Cour d’appel de Angers, le 7 juin 2011, n°08/01230

Un salarié, engagé en 1992 en qualité de représentant de commerce, a été licencié pour motif économique en mars 2007 avec dispense d’exécution du préavis. Il a saisi le conseil de prud’hommes de Saumur pour obtenir le paiement de divers rappels de rémunération. Par jugement du 14 avril 2008, ses demandes ont été rejetées. Sur son appel, la Cour d’appel d’Angers, par un arrêt du 26 mai 2009, a ordonné une expertise et accordé des provisions. L’expert a déposé son rapport le 31 août 2010. Entre-temps, l’employeur a été placé en liquidation judiciaire. Le salarié a demandé la condamnation au paiement des sommes fixées par l’expert. Le liquidateur a sollicité un sursis à statuer en raison d’un pourvoi en cassation formé contre l’arrêt de 2009. La Cour d’appel d’Angers, dans son arrêt du 7 juin 2011, devait statuer sur ces demandes et sur l’incidence de la procédure collective. La question principale était de déterminer l’assiette de l’indemnité compensatrice de préavis et les conséquences de la carence de l’employeur dans la justification de ses paiements. La cour a rejeté la demande de sursis et a fixé les créances du salarié au passif de la liquidation, en retenant une méthode de calcul protectrice pour l’indemnité de préavis.

La décision se caractérise par une application rigoureuse des principes protecteurs du salarié, notamment face aux défaillances probatoires de l’employeur. Elle écarte d’abord l’exception de sursis à statuer. La cour rappelle que « le recours par une voie extraordinaire, et le délai ouvert pour l’exercer, ne sont pas suspensifs d’exécution ». Elle ajoute que, « s’agissant d’un litige qui porte sur le paiement de sommes dues à titre de rémunération, il ne peut être sursi à statuer au seul motif que l’arrêt de la cour est frappé de pourvoi ». Ce refus assure l’effectivité du droit du salarié au paiement de sa créance, sans retard indu lié à l’issue incertaine d’un pourvoi. Ensuite, la cour valide intégralement le calcul du rappel de commissions établi par l’expert, constatant l’absence de contestation sérieuse du liquidateur. Cette approche consacre l’autorité de l’expertise diligentée sur décision de justice et souligne la charge de la preuve pesant sur l’employeur. Le raisonnement prépare ainsi le terrain pour le point le plus délicat, concernant l’indemnité compensatrice de préavis.

L’arrêt opère ensuite une interprétation extensive de la notion de salaire servant d’assiette à l’indemnité compensatrice, en palliant les carences de l’employeur.

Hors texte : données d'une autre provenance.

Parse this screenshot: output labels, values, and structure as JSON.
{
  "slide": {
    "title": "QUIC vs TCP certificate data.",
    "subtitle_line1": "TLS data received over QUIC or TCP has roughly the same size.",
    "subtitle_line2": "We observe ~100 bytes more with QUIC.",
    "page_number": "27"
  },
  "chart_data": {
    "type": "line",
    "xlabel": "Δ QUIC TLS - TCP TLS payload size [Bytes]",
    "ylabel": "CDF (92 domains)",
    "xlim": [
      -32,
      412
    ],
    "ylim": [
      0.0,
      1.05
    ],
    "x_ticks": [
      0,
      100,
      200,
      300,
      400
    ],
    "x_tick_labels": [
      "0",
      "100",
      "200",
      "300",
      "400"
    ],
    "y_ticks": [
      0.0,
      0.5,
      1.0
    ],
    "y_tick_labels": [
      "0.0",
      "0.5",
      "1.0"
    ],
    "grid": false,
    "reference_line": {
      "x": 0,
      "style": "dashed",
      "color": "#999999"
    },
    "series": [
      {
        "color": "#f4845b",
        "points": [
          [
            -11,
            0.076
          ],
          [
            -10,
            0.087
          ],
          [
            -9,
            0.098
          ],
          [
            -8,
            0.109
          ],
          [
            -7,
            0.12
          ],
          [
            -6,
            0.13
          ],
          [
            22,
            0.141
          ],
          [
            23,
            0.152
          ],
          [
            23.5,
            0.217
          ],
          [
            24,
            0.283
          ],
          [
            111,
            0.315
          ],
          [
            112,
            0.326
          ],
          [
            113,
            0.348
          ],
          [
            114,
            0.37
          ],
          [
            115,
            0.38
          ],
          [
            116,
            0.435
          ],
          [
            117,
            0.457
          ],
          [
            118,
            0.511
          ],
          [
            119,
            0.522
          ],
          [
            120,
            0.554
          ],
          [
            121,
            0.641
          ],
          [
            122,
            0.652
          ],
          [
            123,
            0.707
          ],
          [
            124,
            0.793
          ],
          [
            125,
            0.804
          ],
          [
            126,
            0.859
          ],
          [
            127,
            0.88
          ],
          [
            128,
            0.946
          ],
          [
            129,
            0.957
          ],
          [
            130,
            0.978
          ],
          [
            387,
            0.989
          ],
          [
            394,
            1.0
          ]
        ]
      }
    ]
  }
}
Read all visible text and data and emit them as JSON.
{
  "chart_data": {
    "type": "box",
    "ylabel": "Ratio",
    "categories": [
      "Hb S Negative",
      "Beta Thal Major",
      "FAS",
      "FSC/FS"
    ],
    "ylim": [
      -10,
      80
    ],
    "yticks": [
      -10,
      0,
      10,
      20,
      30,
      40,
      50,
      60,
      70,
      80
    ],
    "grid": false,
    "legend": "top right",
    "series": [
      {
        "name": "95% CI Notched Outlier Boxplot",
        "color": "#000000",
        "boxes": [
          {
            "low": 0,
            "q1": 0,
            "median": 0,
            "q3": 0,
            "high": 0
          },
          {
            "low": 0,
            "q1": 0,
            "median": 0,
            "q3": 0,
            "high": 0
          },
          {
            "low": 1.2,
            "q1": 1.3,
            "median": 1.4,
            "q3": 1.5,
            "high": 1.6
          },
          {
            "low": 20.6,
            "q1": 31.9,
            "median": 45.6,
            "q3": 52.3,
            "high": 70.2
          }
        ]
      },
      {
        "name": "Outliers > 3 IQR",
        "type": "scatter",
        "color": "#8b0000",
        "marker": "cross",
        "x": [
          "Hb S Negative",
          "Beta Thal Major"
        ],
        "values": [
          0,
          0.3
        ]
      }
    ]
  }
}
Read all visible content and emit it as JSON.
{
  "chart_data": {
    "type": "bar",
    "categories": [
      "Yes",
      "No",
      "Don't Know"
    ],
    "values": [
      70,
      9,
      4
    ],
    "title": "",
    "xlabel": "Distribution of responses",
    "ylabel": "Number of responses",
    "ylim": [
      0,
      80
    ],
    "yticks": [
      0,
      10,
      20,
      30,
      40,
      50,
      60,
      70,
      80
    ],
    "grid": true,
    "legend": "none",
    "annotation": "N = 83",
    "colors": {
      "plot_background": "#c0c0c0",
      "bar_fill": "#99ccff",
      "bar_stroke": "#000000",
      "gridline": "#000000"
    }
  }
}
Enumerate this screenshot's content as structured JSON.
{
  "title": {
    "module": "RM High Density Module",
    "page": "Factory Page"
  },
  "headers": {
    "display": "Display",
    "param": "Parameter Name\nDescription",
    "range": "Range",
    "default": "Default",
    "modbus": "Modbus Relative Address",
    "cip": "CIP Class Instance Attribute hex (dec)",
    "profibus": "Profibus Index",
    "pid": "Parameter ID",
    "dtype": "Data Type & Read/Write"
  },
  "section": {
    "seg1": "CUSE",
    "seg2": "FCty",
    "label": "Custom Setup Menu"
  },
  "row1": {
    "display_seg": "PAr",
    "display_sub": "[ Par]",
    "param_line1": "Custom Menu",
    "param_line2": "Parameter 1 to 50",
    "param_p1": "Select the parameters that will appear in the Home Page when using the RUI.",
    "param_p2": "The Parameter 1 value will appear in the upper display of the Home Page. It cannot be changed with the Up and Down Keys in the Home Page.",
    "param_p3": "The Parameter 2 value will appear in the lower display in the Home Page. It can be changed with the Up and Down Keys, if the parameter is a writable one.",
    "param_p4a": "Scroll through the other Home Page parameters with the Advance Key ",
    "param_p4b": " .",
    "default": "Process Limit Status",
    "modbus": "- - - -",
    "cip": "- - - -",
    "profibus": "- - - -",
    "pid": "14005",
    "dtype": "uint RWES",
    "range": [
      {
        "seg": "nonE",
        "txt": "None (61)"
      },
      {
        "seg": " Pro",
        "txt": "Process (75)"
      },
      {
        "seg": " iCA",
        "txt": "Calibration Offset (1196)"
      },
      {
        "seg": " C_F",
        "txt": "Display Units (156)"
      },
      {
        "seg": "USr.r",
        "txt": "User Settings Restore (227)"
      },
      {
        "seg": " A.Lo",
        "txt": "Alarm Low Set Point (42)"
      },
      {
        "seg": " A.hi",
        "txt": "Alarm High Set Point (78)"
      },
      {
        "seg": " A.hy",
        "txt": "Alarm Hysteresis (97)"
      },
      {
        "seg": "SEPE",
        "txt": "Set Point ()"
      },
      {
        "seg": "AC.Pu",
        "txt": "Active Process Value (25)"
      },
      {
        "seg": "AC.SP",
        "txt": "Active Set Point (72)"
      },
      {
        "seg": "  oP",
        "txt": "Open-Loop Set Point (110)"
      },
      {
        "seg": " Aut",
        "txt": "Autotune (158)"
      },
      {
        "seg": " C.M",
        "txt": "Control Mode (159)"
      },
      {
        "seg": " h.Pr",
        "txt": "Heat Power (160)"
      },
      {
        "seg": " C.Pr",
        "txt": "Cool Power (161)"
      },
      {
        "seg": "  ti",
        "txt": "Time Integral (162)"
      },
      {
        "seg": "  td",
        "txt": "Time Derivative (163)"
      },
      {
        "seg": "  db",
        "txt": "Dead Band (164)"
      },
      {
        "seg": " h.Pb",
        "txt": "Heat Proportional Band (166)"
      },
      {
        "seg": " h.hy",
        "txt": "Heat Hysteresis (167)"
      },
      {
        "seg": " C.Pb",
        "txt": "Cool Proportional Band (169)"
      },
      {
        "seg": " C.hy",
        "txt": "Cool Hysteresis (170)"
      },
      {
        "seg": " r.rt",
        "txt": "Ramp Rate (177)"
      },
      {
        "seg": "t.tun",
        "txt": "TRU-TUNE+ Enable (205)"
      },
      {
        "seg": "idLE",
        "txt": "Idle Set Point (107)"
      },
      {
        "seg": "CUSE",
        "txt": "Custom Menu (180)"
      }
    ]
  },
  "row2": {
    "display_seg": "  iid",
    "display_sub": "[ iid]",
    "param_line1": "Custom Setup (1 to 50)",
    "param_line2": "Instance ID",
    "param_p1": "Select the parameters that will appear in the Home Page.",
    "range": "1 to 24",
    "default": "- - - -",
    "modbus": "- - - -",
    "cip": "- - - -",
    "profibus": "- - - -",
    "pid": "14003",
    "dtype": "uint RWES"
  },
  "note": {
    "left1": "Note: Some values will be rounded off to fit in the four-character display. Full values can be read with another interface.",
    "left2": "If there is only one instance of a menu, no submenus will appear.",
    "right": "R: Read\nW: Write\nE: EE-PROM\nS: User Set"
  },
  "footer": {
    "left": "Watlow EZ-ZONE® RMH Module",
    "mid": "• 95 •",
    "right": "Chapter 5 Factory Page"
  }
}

La cour constate que l’expert n’a pu achever sa mission « à défaut par la société […] de fournir les éléments comptables qui lui étaient nécessaires ». Elle rappelle qu’ »il appartient à l’employeur de justifier, y compris par la production de pièces de nature comptable, du versement de toutes les sommes dues à ce titre ». Cette défaillance, qualifiée de caractérisée, ne peut nuire au salarié. Pour déterminer le montant des commissions à inclure dans l’assiette, la cour écarte le bulletin de salaire de juin 2007, qui correspond à l’activité antérieure. Elle pose le principe qu’en dispensant le salarié de son préavis, « l’employeur ne peut le priver de la partie variable de sa rémunération que représentent les commissions ». Faute d’activité support pendant le préavis, elle retient une moyenne annuelle des commissions perçues l’année précédente. Cette solution constructive protège le salarié contre les conséquences de l’opacité comptable de son ancien employeur et garantit le caractère intégralement réparateur de l’indemnité.

La portée de l’arrêt est significative en droit du travail et en droit de la preuve. D’une part, il précise le contenu de l’obligation probatoire de l’employeur en matière de paiement des salaires, y compris pour les éléments variables. Le défaut de conservation ou de communication des pièces comptables lui est pleinement opposable et peut conduire à l’adoption d’une méthode de calcul favorable au salarié. D’autre part, la décision affirme avec netteté le principe d’intégralité de la rémunération pendant le préavis, même en cas de dispense d’exécution. En jugeant que les commissions, bien que liées à l’activité, doivent être maintenues sur une base forfaitaire, la cour empêche que la dispense de préavis ne se transforme en perte financière pour le salarié. Cette approche est cohérente avec la finalité indemnitaire du préavis. Toutefois, la méthode de la moyenne annuelle, bien que pragmatique, pourrait soulever des difficultés d’application si la rémunération variable était très irrégulière. L’arrêt illustre enfin le rôle actif du juge dans la concrétisation des droits du salarié en cas de carence de l’employeur, renforçant ainsi l’effectivité de la protection.

Source : Cour de cassation – Base Open Data « Judilibre » & « Légifrance ».